In response to the concern, Ray detailed the complexity of determining the “ins and out” situation due to the “comingling of assets.
“That makes it a bit more complicated than simply how much is my coin worth?”
Mr. Huizenga then questioned whether customer funds from FTX.com were transferred to Alameda Research. In response, Ray said, “definitely, the assets of customers in the .com silo were transferred to Alameda, no question about it.”
Ray then highlighted the concern currently being investigated: “whether or not there is comingling between the .com silo and the U.S. silo exchanges.”
Huizenga turned then towards family involvement in the case, enquiring whether SBF’s father, Mr. Bankman received payment from FTX. Ray confirmed that “the family did receive payments.”
Huizenga met with SBF on Dec. 8, 2021, accompanied by his father, Mr. Bankman. Noting that SBF was 15 minutes late to that meeting, Huizenga said:
“I asked and focused on what types of regulation he was under his engagemnet with regulators and how that affected FTX but it seems that there’s a lot more to uncover here.”
Next, Mr. Emmer discussed Gary Gensler with Ray, stating:
“We know that Chair Gensler had more meetings with FTX than anyone else in the crypto industry.”
Emmer said that what was being negotiated was a “framework for digital asset exchange registration and token registration with the SEC that would benefit both parties.
Emmer detailed that this framework would “expand the SEC’s jurisdiction in exchange for the SEC’s preferential treatment of FTX over other industry participants.”
Explaining that Chair Gensler has refused to answer committee questions or testify before the committee, Emmer questioned Ray whether he would share “any internal documents” regarding communication between FTX and Mr. Gensler or others of the SEC.
“We can certainly work with your staff to get you what you need.”
Ray then confirmed to Mr. Steil that assets were moved out after the bankruptcy.
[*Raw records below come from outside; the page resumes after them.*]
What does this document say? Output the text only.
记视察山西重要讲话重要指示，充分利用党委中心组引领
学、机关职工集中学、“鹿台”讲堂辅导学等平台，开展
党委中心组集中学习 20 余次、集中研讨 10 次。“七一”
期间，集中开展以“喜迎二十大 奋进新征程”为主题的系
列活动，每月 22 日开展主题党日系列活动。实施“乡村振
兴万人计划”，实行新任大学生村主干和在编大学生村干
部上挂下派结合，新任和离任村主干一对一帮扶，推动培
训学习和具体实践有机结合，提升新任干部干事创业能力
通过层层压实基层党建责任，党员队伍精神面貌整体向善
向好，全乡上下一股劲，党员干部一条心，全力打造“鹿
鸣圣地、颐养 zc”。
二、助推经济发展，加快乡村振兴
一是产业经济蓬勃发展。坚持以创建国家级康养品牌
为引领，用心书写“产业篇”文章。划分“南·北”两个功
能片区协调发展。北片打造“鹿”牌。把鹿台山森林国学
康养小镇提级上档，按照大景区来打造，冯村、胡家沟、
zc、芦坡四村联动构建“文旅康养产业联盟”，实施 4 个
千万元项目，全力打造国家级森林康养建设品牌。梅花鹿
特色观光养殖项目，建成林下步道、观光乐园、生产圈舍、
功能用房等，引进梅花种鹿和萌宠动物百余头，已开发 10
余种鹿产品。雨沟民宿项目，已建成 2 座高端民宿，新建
Ray continued to reveal that funds were transferred after the petition date and were done both as a part of a hack and by the Bahamian authorities with the help of SBF.
“It is our view that it violated the automated stay of bankruptcy.”
Under questioning whether SBF was working to undermine the bankruptcy proceedings, Ray responded by saying, “it appears so.”
“We have opened up to share everything we have with the Bahamian authorities.”
Ray also stated that he had not seen a similar level of transparency from the Bahamas.
While some new information was disclosed during the hearing, several House Committee members used their time to attack crypto, calling it “a garden of snakes” and “like counting chewing gum.”
Much of the hearing ignored the relevance of FTX.US, the only entity regulated in the United States, with most customers being U.S. citizens. Instead, the conversation focused on FTX.com and Alameda Research, along with the potential 2% of FTX.com users who reside in the U.S.
Members of the Committee showed a lack of understanding of blockchain as they failed to comprehend basic terminology such as “token minting,” with Mr. Vargas even declaring, “I don’t get the point of cryptocurrency, to begin with…other than if you’re a terrorist or someone that wants to hide money.” Mr. Cleaver even suggested that the industry should rebrand to “CreepyDoCurrency” instead of ‘cryptocurrency.’
Ray, however, chose not the throw the crypto industry under the bus by dodging questions about whether crypto should be regulated by the SEC or CFTC.
The current CEO often stated that he was unable to comment on specific matters related to totals of losses or the timeframe for customers to be able to make withdrawals. He also said that he was unsure whether FTX.US customers would receive 100% of the funds they deposited onto the U.S.-regulated exchange.
Worryingly, Ray also revealed that he had not yet been able to find all the private keys for all the FTX wallets that have been identified but that his team is discovering new funds every day.
Complete coverage of the hearing was live-streamed on CryptoSlate’s YouTube channel.